The test showed that for this type of thermal energy storage, it is best to charge and discharge slowly and at a relatively low inlet temperature.
For the charging cycle, the temperature ranges the researchers compared were 285-315 °C and 295-330 °C, while the discharging cycle was tested at temperature ranges from 315 to 220 °C and from 330 to 225 °C.
The three mass flow rates evaluated were 2600, 3000, and 3900 kg/h for charging, and for discharging, they were 1600, 2000, and 3000 kg/h. During charging, they found that the efficiency was similar at each temperature and flow rate tested.

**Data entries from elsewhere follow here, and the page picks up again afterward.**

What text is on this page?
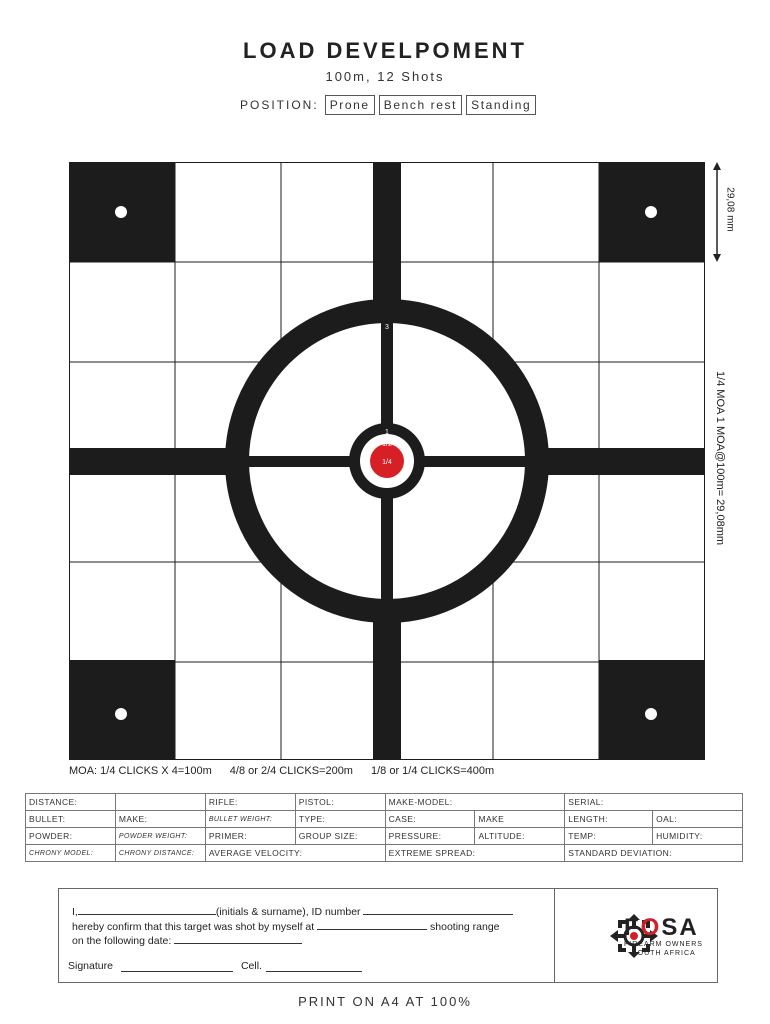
LOAD DEVELPOMENT
100m, 12 Shots
POSITION: Prone	Bench rest	Standing
3
1
1/2
1/4
29,08 mm
1/4 MOA 1 MOA@100m= 29,08mm
MOA: 1/4 CLICKS X 4=100m 4/8 or 2/4 CLICKS=200m 1/8 or 1/4 CLICKS=400m
DISTANCE:		RIFLE:	PISTOL:	MAKE-MODEL:		SERIAL:	
BULLET:	MAKE:	BULLET WEIGHT:	TYPE:	CASE:	MAKE	LENGTH:	OAL:
POWDER:	POWDER WEIGHT:	PRIMER:	GROUP SIZE:	PRESSURE:	ALTITUDE:	TEMP:	HUMIDITY:
CHRONY MODEL:	CHRONY DISTANCE:	AVERAGE VELOCITY:		EXTREME SPREAD:		STANDARD DEVIATION:	
I,	(initials & surname), ID number
hereby confirm that this target was shot by myself at	shooting range
on the following date:
Signature	Cell.
FOSA
FIREARM OWNERS
SOUTH AFRICA
PRINT ON A4 AT 100%
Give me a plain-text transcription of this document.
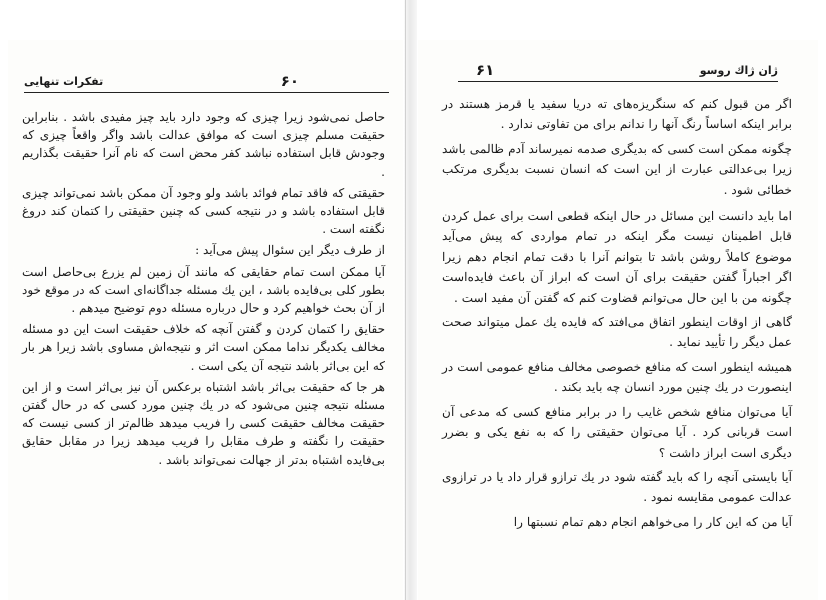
۶۰
تفکرات تنهایی

حاصل نمی‌شود زیرا چیزی که وجود دارد باید چیز مفیدی باشد . بنابراین حقیقت مسلم چیزی است که موافق عدالت باشد واگر واقعاً چیزی که وجودش قابل استفاده نباشد کفر محض است که نام آنرا حقیقت بگذاریم .

حقیقتی که فاقد تمام فوائد باشد ولو وجود آن ممکن باشد نمی‌تواند چیزی قابل استفاده باشد و در نتیجه کسی که چنین حقیقتی را کتمان کند دروغ نگفته است .

از طرف دیگر این سئوال پیش می‌آید :

آیا ممکن است تمام حقایقی که مانند آن زمین لم یزرع بی‌حاصل است بطور کلی بی‌فایده باشد ، این یك مسئله جداگانه‌ای است که در موقع خود از آن بحث خواهیم کرد و حال درباره مسئله دوم توضیح میدهم .

حقایق را کتمان کردن و گفتن آنچه که خلاف حقیقت است این دو مسئله مخالف یکدیگر نداما ممکن است اثر و نتیجه‌اش مساوی باشد زیرا هر بار که این بی‌اثر باشد نتیجه آن یکی است .

هر جا که حقیقت بی‌اثر باشد اشتباه برعکس آن نیز بی‌اثر است و از این مسئله نتیجه چنین می‌شود که در یك چنین مورد کسی که در حال گفتن حقیقت مخالف حقیقت کسی را فریب میدهد ظالم‌تر از کسی نیست که حقیقت را نگفته و طرف مقابل را فریب میدهد زیرا در مقابل حقایق بی‌فایده اشتباه بدتر از جهالت نمی‌تواند باشد .

۶۱	ژان ژاك روسو

اگر من قبول کنم که سنگریزه‌های ته دریا سفید یا قرمز هستند در برابر اینکه اساساً رنگ آنها را ندانم برای من تفاوتی ندارد .

چگونه ممکن است کسی که بدیگری صدمه نمیرساند آدم ظالمی باشد زیرا بی‌عدالتی عبارت از این است که انسان نسبت بدیگری مرتکب خطائی شود .

اما باید دانست این مسائل در حال اینکه قطعی است برای عمل کردن قابل اطمینان نیست مگر اینکه در تمام مواردی که پیش می‌آید موضوع کاملاً روشن باشد تا بتوانم آنرا با دقت تمام انجام دهم زیرا اگر اجباراً گفتن حقیقت برای آن است که ابراز آن باعث فایده‌است چگونه من با این حال می‌توانم قضاوت کنم که گفتن آن مفید است .

گاهی از اوقات اینطور اتفاق می‌افتد که فایده یك عمل میتواند صحت عمل دیگر را تأیید نماید .

همیشه اینطور است که منافع خصوصی مخالف منافع عمومی است در اینصورت در یك چنین مورد انسان چه باید بکند .

آیا می‌توان منافع شخص غایب را در برابر منافع کسی که مدعی آن است قربانی کرد . آیا می‌توان حقیقتی را که به نفع یکی و بضرر دیگری است ابراز داشت ؟

آیا بایستی آنچه را که باید گفته شود در یك ترازو قرار داد یا در ترازوی عدالت عمومی مقایسه نمود .

آیا من که این کار را می‌خواهم انجام دهم تمام نسبتها را
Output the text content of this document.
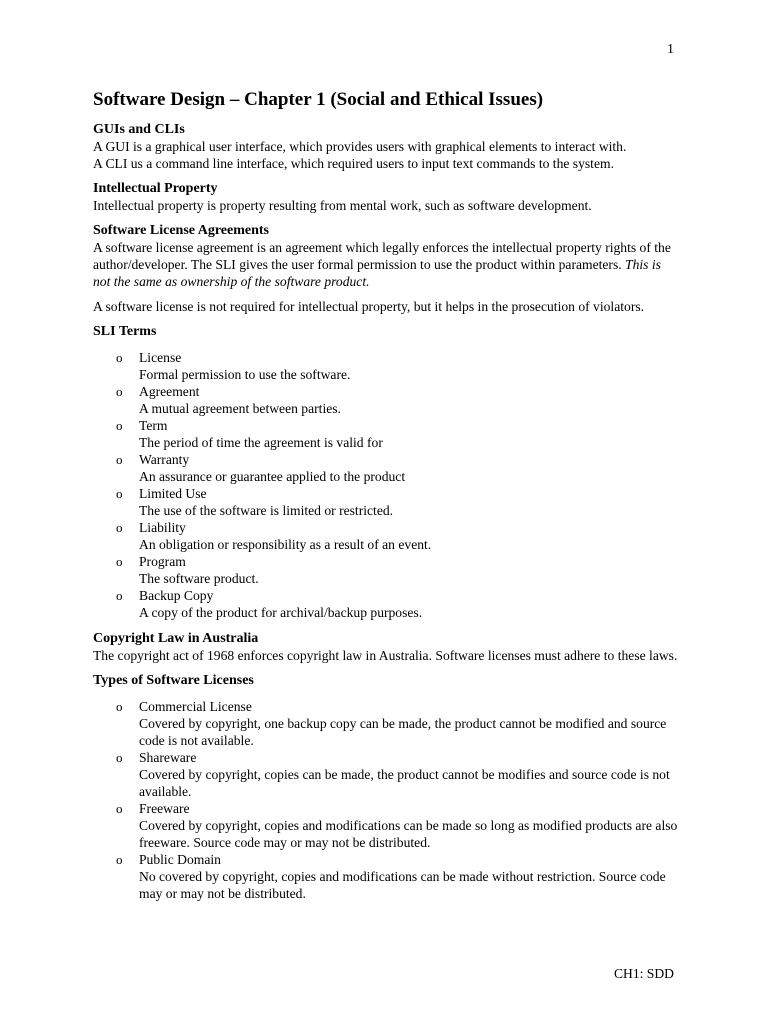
1
Software Design – Chapter 1 (Social and Ethical Issues)
GUIs and CLIs

A GUI is a graphical user interface, which provides users with graphical elements to interact with.

A CLI us a command line interface, which required users to input text commands to the system.

Intellectual Property

Intellectual property is property resulting from mental work, such as software development.

Software License Agreements

A software license agreement is an agreement which legally enforces the intellectual property rights of the author/developer. The SLI gives the user formal permission to use the product within parameters. This is not the same as ownership of the software product.

A software license is not required for intellectual property, but it helps in the prosecution of violators.

SLI Terms
o License
Formal permission to use the software.
o Agreement
A mutual agreement between parties.
o Term
The period of time the agreement is valid for
o Warranty
An assurance or guarantee applied to the product
o Limited Use
The use of the software is limited or restricted.
o Liability
An obligation or responsibility as a result of an event.
o Program
The software product.
o Backup Copy
A copy of the product for archival/backup purposes.
Copyright Law in Australia

The copyright act of 1968 enforces copyright law in Australia. Software licenses must adhere to these laws.

Types of Software Licenses
o Commercial License
Covered by copyright, one backup copy can be made, the product cannot be modified and source code is not available.
o Shareware
Covered by copyright, copies can be made, the product cannot be modifies and source code is not available.
o Freeware
Covered by copyright, copies and modifications can be made so long as modified products are also freeware. Source code may or may not be distributed.
o Public Domain
No covered by copyright, copies and modifications can be made without restriction. Source code may or may not be distributed.
CH1: SDD
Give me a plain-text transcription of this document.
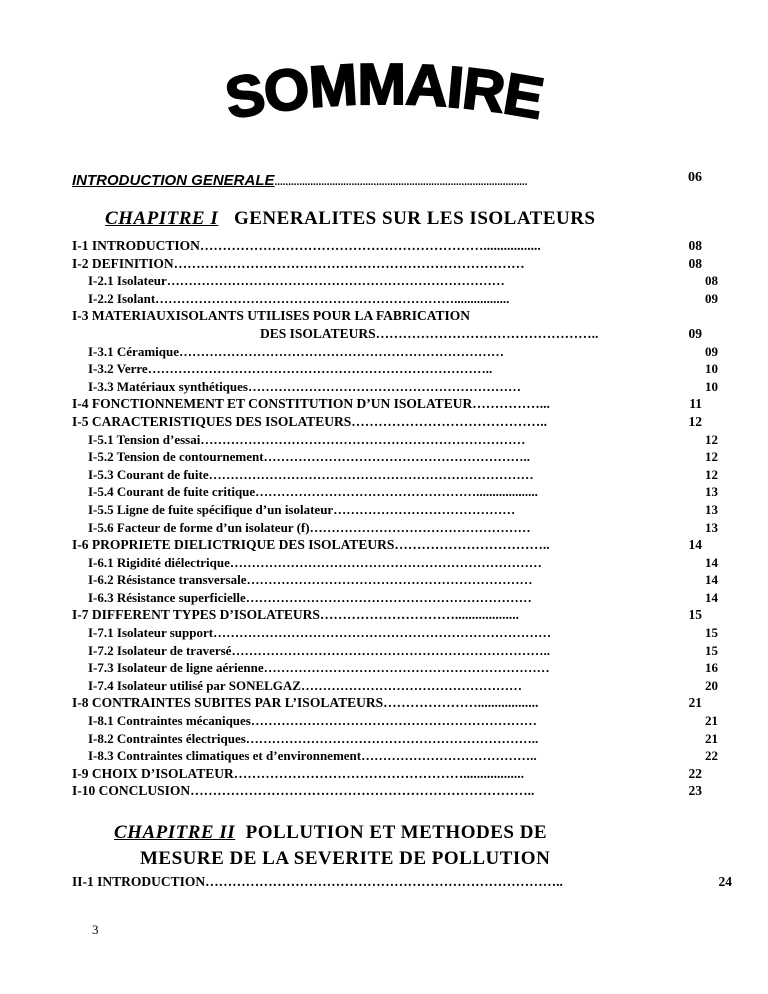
SOMMAIRE
INTRODUCTION GENERALE............................................................................................	06
CHAPITRE I GENERALITES SUR LES ISOLATEURS
I-1 INTRODUCTION……………………………………………………….................	08
I-2 DEFINITION……………………………………………………………………	08
I-2.1 Isolateur……………………………………………………………………	08
I-2.2 Isolant…………………………………………………………….................	09
I-3 MATERIAUXISOLANTS UTILISES POUR LA FABRICATION
DES ISOLATEURS…………………………………………..	09
I-3.1 Céramique…………………………………………………………………	09
I-3.2 Verre……………………………………………………………………..	10
I-3.3 Matériaux synthétiques………………………………………………………	10
I-4 FONCTIONNEMENT ET CONSTITUTION D’UN ISOLATEUR……………...	11
I-5 CARACTERISTIQUES DES ISOLATEURS……………………………………..	12
I-5.1 Tension d’essai…………………………………………………………………	12
I-5.2 Tension de contournement……………………………………………………..	12
I-5.3 Courant de fuite…………………………………………………………………	12
I-5.4 Courant de fuite critique……………………………………………...................	13
I-5.5 Ligne de fuite spécifique d’un isolateur……………………………………	13
I-5.6 Facteur de forme d’un isolateur (f)……………………………………………	13
I-6 PROPRIETE DIELICTRIQUE DES ISOLATEURS……………………………..	14
I-6.1 Rigidité diélectrique………………………………………………………………	14
I-6.2 Résistance transversale…………………………………………………………	14
I-6.3 Résistance superficielle…………………………………………………………	14
I-7 DIFFERENT TYPES D’ISOLATEURS…………………………...................	15
I-7.1 Isolateur support……………………………………………………………………	15
I-7.2 Isolateur de traversé………………………………………………………………..	15
I-7.3 Isolateur de ligne aérienne…………………………………………………………	16
I-7.4 Isolateur utilisé par SONELGAZ……………………………………………	20
I-8 CONTRAINTES SUBITES PAR L’ISOLATEURS…………………..................	21
I-8.1 Contraintes mécaniques…………………………………………………………	21
I-8.2 Contraintes électriques…………………………………………………………..	21
I-8.3 Contraintes climatiques et d’environnement…………………………………..	22
I-9 CHOIX D’ISOLATEUR……………………………………………..................	22
I-10 CONCLUSION…………………………………………………………………..	23
CHAPITRE II POLLUTION ET METHODES DE
MESURE DE LA SEVERITE DE POLLUTION
II-1 INTRODUCTION……………………………………………………………………..	24
3
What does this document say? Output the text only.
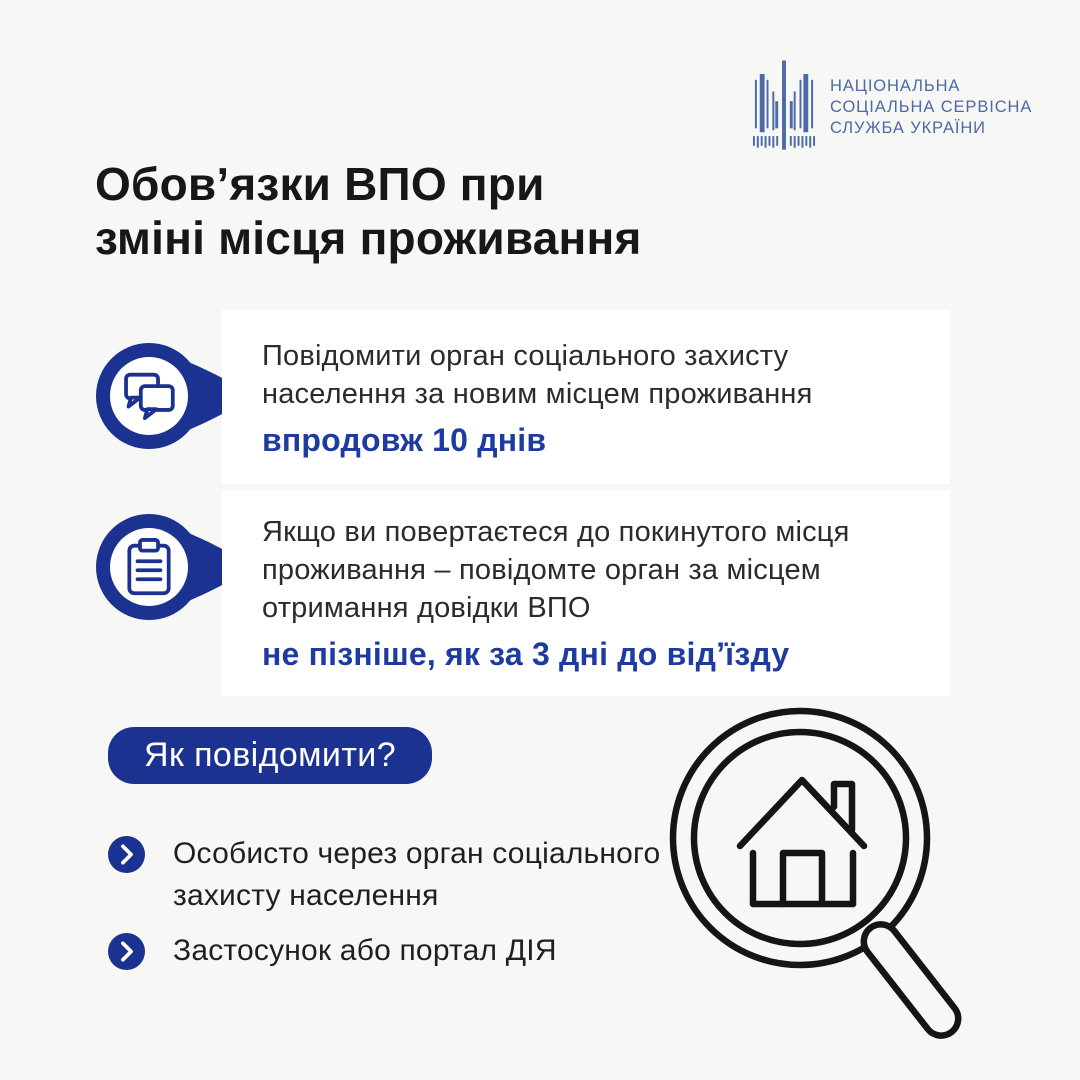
НАЦІОНАЛЬНА
СОЦІАЛЬНА СЕРВІСНА
СЛУЖБА УКРАЇНИ
Обов’язки ВПО при
зміні місця проживання
Повідомити орган соціального захисту населення за новим місцем проживання
впродовж 10 днів
Якщо ви повертаєтеся до покинутого місця проживання – повідомте орган за місцем отримання довідки ВПО
не пізніше, як за 3 дні до від’їзду
Як повідомити?
Особисто через орган соціального захисту населення
Застосунок або портал ДІЯ
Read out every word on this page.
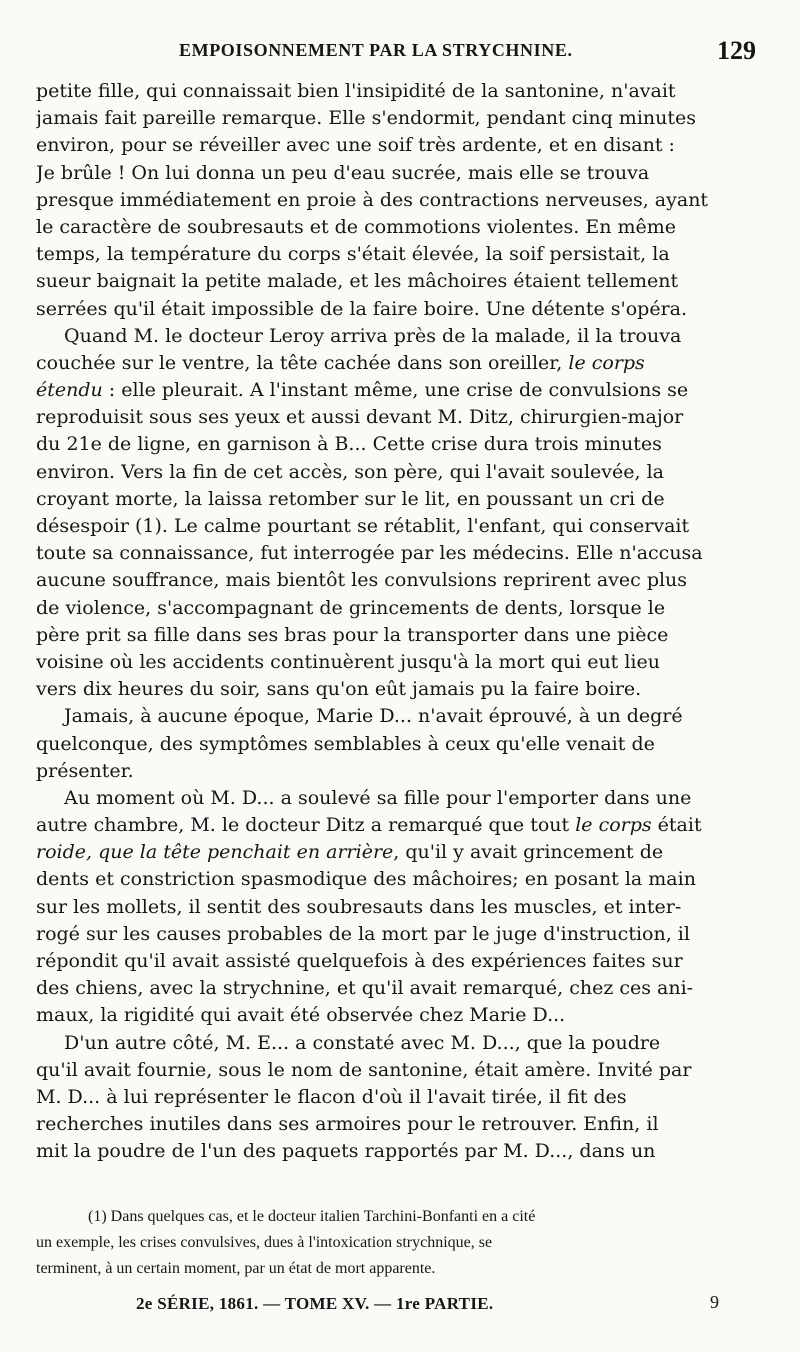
EMPOISONNEMENT PAR LA STRYCHNINE.	129
petite fille, qui connaissait bien l'insipidité de la santonine, n'avait
jamais fait pareille remarque. Elle s'endormit, pendant cinq minutes
environ, pour se réveiller avec une soif très ardente, et en disant :
Je brûle ! On lui donna un peu d'eau sucrée, mais elle se trouva
presque immédiatement en proie à des contractions nerveuses, ayant
le caractère de soubresauts et de commotions violentes. En même
temps, la température du corps s'était élevée, la soif persistait, la
sueur baignait la petite malade, et les mâchoires étaient tellement
serrées qu'il était impossible de la faire boire. Une détente s'opéra.
Quand M. le docteur Leroy arriva près de la malade, il la trouva
couchée sur le ventre, la tête cachée dans son oreiller, le corps
étendu : elle pleurait. A l'instant même, une crise de convulsions se
reproduisit sous ses yeux et aussi devant M. Ditz, chirurgien-major
du 21e de ligne, en garnison à B... Cette crise dura trois minutes
environ. Vers la fin de cet accès, son père, qui l'avait soulevée, la
croyant morte, la laissa retomber sur le lit, en poussant un cri de
désespoir (1). Le calme pourtant se rétablit, l'enfant, qui conservait
toute sa connaissance, fut interrogée par les médecins. Elle n'accusa
aucune souffrance, mais bientôt les convulsions reprirent avec plus
de violence, s'accompagnant de grincements de dents, lorsque le
père prit sa fille dans ses bras pour la transporter dans une pièce
voisine où les accidents continuèrent jusqu'à la mort qui eut lieu
vers dix heures du soir, sans qu'on eût jamais pu la faire boire.
Jamais, à aucune époque, Marie D... n'avait éprouvé, à un degré
quelconque, des symptômes semblables à ceux qu'elle venait de
présenter.
Au moment où M. D... a soulevé sa fille pour l'emporter dans une
autre chambre, M. le docteur Ditz a remarqué que tout le corps était
roide, que la tête penchait en arrière, qu'il y avait grincement de
dents et constriction spasmodique des mâchoires; en posant la main
sur les mollets, il sentit des soubresauts dans les muscles, et inter-
rogé sur les causes probables de la mort par le juge d'instruction, il
répondit qu'il avait assisté quelquefois à des expériences faites sur
des chiens, avec la strychnine, et qu'il avait remarqué, chez ces ani-
maux, la rigidité qui avait été observée chez Marie D...
D'un autre côté, M. E... a constaté avec M. D..., que la poudre
qu'il avait fournie, sous le nom de santonine, était amère. Invité par
M. D... à lui représenter le flacon d'où il l'avait tirée, il fit des
recherches inutiles dans ses armoires pour le retrouver. Enfin, il
mit la poudre de l'un des paquets rapportés par M. D..., dans un
(1) Dans quelques cas, et le docteur italien Tarchini-Bonfanti en a cité
un exemple, les crises convulsives, dues à l'intoxication strychnique, se
terminent, à un certain moment, par un état de mort apparente.
2e SÉRIE, 1861. — TOME XV. — 1re PARTIE.	9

During discharging, the maximum efficiency was at about a 2000 kg/h rate. Establishing this known optimal mass flow rate is helpful for operators of this type of thermal energy storage.
The advantage of including a phase-changing material
The 3.3 cubic meter tank contained just 337 kg of sodium nitrate as phase-changing material, but 4.66 tons of alumina spheres as sensible heat storage. So the PCM accounts for just 5% in volume of the thermal storage system.
“We need to keep the quantity of PCM to a minimum,” Flamant explained.”It is a question of cost; every time you use PCM materials, you will increase the price. On its own, the PCM is not a cost-saving solution but rather a way to optimize energy storage efficiency because of the quantity of heat you can extract from the storage at a certain temperature level. The basic question is the amount of PCM material with respect to the sensible materials you need to achieve the objective of avoiding large thermocline thickness.”
He pointed out that incorporating a PCM increases energy storage efficiency because energy can be extracted at the target temperature level during discharging. So, despite its cost, this known temperature at which a PCM “freezes” would make operation easier for plant technicians, lowering O&M costs more indirectly.
The testing rig at PROMES is set up for operation at lower temperatures. So it was suitable for testing sodium nitrate that becomes solid at 306 °C. But Flamant said choosing a different PCM with a higher temperature “switch” for its phase change would also work in a thermocline tank combining sensible and latent thermal energy storage like this test. The earlier study predicted that a PCM that changes phase at a higher temperature would have an even lower ratio to sensible storage – just 1.33%.
As for other sensible heat storage materials, Flamant suggested that some other promising materials to explore for this dual thermocline storage combining latent and sensible heat storage could be industrial wastes, steel slag – or even ceramics from asbestos.
So far, in commercial CSP plants, thermal energy storage has been in two tanks, one for the heat transfer fluid heated by the sun and the other tank (once the heat has been extracted) for the now colder fluid, which returns to the solar receiver or collector to be heated again.
This experiment did not analyze cost. But if financial analysis demonstrates the lower costs implied by this test’s efficiency increase and thermocline thickness reduction, there are significant implications for cost-effectively replacing fossil fuels with direct solar heat for industrial processes. And we would likely see CSP plants in the future use thermocline tanks that pair latent and sensible heat storage.